At the top is a single worm painstakingly extracted from its sponge. Below is a close-up showing its head. Ponz-Segrelles & Glasb, Göttingen University. |
Two of the more bizarre permanent residents are similar worms. They live in a sponge’s intake passageways, but as these are narrow, a worm can’t grow fat or it will block the flow of water, so it has to grow long. The unique thing about it is that, as it gets longer, its tail end branches to extend down different canals. And it does this over and over until its body is spread out, winding through the sponge. It has one head, but many trunks and can get so long that when extracted from its sponge it looks like a large tangled mess. While plants and fungi branch, it’s extremely unusual for an animal to do it.

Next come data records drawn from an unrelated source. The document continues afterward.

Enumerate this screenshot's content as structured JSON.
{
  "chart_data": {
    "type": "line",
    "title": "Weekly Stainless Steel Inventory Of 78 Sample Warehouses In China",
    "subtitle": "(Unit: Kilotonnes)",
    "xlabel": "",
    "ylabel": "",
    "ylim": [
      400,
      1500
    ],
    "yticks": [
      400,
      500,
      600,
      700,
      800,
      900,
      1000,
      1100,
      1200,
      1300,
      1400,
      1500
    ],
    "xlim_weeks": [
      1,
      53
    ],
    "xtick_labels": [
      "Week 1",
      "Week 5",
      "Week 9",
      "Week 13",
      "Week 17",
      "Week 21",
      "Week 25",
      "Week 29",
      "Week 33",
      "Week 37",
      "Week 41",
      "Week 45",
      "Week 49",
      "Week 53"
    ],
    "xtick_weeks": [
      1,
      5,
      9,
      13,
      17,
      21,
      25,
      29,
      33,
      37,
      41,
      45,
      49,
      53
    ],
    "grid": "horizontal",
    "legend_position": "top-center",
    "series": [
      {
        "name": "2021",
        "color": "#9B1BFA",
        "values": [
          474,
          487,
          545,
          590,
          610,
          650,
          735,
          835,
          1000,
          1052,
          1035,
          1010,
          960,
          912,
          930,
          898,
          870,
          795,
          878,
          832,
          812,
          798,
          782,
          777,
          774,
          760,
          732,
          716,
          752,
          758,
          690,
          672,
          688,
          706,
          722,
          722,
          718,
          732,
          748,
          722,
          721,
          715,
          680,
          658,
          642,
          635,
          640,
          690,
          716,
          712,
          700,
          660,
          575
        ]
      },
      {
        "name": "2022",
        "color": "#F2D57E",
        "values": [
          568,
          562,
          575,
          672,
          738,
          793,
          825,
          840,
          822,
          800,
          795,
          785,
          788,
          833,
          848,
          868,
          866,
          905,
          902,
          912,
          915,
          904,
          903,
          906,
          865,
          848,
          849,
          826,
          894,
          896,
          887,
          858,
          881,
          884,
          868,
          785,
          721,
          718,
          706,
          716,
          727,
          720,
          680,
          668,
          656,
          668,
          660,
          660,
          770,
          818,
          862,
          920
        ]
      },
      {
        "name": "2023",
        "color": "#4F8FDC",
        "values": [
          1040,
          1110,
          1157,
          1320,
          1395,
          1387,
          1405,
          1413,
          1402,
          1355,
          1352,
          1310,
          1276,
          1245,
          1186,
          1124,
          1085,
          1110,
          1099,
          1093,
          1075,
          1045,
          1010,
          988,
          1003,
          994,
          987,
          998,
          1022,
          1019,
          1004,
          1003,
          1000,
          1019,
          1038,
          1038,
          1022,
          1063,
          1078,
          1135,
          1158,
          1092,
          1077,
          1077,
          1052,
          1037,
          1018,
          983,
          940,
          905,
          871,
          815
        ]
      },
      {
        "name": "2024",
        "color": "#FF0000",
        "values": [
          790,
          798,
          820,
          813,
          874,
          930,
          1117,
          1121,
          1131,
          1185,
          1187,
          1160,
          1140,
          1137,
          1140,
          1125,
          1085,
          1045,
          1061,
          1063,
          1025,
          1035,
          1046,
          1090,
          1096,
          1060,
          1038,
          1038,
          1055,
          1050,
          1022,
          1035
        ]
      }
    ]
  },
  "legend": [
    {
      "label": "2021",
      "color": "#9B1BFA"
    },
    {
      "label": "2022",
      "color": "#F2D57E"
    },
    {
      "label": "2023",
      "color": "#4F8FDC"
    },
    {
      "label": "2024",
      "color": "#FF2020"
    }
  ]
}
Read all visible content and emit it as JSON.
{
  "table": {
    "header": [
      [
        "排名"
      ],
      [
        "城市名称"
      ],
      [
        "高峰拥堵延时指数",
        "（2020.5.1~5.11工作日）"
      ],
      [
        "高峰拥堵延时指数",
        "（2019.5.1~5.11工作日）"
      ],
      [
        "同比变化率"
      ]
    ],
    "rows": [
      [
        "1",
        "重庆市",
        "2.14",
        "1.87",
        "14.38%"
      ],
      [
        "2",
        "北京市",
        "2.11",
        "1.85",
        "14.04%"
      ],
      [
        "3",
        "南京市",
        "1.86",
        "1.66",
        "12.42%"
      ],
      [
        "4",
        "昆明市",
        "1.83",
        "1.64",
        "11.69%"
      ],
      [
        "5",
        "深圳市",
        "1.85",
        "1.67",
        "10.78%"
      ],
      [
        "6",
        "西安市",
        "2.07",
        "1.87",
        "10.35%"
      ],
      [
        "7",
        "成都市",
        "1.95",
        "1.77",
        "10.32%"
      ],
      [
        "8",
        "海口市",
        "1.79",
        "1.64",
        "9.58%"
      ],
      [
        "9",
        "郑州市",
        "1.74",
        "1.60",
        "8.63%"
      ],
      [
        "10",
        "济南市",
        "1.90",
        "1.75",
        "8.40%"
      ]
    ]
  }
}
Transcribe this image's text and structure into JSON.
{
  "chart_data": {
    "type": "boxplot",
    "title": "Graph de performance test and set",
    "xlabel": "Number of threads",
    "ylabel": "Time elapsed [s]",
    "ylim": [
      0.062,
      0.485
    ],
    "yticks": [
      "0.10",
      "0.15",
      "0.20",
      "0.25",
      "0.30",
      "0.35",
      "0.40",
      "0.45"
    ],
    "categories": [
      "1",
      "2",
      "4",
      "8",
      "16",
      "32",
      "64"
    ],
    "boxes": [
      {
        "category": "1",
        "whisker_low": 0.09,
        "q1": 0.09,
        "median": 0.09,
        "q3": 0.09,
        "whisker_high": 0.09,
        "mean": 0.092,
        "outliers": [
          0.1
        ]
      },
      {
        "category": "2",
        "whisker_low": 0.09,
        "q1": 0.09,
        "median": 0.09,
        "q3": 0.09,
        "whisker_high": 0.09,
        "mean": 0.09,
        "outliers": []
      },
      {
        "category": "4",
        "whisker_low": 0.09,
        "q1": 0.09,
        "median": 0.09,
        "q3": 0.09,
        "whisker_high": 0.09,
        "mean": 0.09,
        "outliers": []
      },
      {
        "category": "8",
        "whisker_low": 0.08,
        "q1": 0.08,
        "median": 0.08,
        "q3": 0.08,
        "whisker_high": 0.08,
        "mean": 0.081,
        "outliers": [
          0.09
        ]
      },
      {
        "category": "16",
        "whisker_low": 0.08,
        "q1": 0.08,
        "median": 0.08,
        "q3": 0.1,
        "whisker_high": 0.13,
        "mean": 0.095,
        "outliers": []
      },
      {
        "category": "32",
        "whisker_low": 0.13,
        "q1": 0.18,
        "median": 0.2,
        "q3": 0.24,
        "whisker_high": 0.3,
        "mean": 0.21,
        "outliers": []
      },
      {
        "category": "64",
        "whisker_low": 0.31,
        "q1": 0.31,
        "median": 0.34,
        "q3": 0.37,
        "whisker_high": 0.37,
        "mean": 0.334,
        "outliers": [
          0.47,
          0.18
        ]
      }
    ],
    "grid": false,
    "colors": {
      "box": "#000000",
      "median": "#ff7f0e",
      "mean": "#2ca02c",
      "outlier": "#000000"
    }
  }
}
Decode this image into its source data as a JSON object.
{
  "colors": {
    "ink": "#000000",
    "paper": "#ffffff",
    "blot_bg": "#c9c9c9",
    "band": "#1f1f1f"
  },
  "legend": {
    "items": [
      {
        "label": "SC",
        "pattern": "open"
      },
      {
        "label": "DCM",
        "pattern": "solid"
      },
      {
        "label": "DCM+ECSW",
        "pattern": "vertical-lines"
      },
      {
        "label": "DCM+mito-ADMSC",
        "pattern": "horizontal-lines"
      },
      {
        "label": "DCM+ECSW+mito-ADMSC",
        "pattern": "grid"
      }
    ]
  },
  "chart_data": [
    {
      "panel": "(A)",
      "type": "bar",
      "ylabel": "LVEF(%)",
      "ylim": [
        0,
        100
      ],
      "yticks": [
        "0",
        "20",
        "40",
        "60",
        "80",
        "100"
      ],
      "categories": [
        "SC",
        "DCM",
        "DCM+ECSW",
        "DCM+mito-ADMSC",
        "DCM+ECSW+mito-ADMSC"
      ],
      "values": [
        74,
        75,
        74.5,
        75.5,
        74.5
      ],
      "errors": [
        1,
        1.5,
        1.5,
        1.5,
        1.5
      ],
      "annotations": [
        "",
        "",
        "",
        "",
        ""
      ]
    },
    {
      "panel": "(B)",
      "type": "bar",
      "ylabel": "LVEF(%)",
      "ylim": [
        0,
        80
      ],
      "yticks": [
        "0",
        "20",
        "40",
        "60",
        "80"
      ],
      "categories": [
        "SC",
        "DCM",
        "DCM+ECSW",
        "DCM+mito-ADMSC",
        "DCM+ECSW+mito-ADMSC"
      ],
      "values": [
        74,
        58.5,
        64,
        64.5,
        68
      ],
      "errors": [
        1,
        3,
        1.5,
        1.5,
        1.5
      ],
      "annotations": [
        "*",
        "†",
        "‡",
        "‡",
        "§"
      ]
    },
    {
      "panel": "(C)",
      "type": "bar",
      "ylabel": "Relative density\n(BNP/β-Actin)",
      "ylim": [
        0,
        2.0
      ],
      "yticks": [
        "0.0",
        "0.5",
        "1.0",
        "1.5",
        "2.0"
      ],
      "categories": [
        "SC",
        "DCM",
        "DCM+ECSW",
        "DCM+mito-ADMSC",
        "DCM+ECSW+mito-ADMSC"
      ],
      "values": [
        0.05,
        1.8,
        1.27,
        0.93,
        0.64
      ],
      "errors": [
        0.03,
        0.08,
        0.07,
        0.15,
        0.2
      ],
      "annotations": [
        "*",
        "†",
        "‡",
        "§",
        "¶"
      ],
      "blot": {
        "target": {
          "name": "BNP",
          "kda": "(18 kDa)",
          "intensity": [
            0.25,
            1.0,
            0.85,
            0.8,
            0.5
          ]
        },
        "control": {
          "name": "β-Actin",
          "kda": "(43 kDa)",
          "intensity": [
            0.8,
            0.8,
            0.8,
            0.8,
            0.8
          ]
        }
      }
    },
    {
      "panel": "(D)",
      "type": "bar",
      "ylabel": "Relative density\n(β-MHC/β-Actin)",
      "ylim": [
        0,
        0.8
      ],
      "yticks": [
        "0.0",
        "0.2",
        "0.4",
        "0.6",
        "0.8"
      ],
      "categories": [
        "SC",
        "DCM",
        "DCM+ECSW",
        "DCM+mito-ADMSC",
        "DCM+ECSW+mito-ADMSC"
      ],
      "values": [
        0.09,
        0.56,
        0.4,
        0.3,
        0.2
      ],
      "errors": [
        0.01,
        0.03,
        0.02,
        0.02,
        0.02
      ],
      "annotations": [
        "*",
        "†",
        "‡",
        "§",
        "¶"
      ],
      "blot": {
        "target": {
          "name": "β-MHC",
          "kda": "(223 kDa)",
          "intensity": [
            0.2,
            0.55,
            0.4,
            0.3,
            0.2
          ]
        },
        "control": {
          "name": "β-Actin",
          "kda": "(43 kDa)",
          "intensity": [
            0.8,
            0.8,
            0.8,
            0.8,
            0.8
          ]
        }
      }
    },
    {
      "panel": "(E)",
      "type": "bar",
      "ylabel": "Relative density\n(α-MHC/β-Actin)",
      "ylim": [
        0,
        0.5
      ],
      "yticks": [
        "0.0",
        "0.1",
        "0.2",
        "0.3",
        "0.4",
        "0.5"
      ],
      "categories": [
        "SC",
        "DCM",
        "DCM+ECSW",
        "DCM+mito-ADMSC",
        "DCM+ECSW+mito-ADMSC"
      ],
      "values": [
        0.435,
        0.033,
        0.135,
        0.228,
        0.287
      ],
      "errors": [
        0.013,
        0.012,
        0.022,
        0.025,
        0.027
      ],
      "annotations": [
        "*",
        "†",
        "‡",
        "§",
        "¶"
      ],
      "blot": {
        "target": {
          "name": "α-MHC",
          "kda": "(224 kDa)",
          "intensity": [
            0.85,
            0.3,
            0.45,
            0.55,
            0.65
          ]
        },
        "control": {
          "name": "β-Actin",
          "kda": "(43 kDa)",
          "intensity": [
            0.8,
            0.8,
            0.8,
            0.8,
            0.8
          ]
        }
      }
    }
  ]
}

These worms are pretty much stuck in their sedentary lives, since they can’t really crawl away, and a worm and its segments quickly disintegrate outside of their sponge.
So, if you haven’t thought of this already, this unusual body plan raises the question of waste disposal. It solves this problem by having a butt on the end of each of its branches. Oddly, they have intestines, but no one has yet detected food in them. Plus they only have one mouth. There’s no indication they’re eating their host sponge, so they might be absorbing food through their skin.
Nearly all animals get by just fine with only one butt, but this worm can have hundreds. A Spanish biologist said her group counted more than five hundred on one worm, but thought others could easily have more than a thousand.
Its head is deep inside the sponge, but its tail ends extend to or hang out of many of the sponge’s openings. Or several back ends can hang out of one of the larger holes.
There are other worms that do this, but they have to live their lives with only one butt.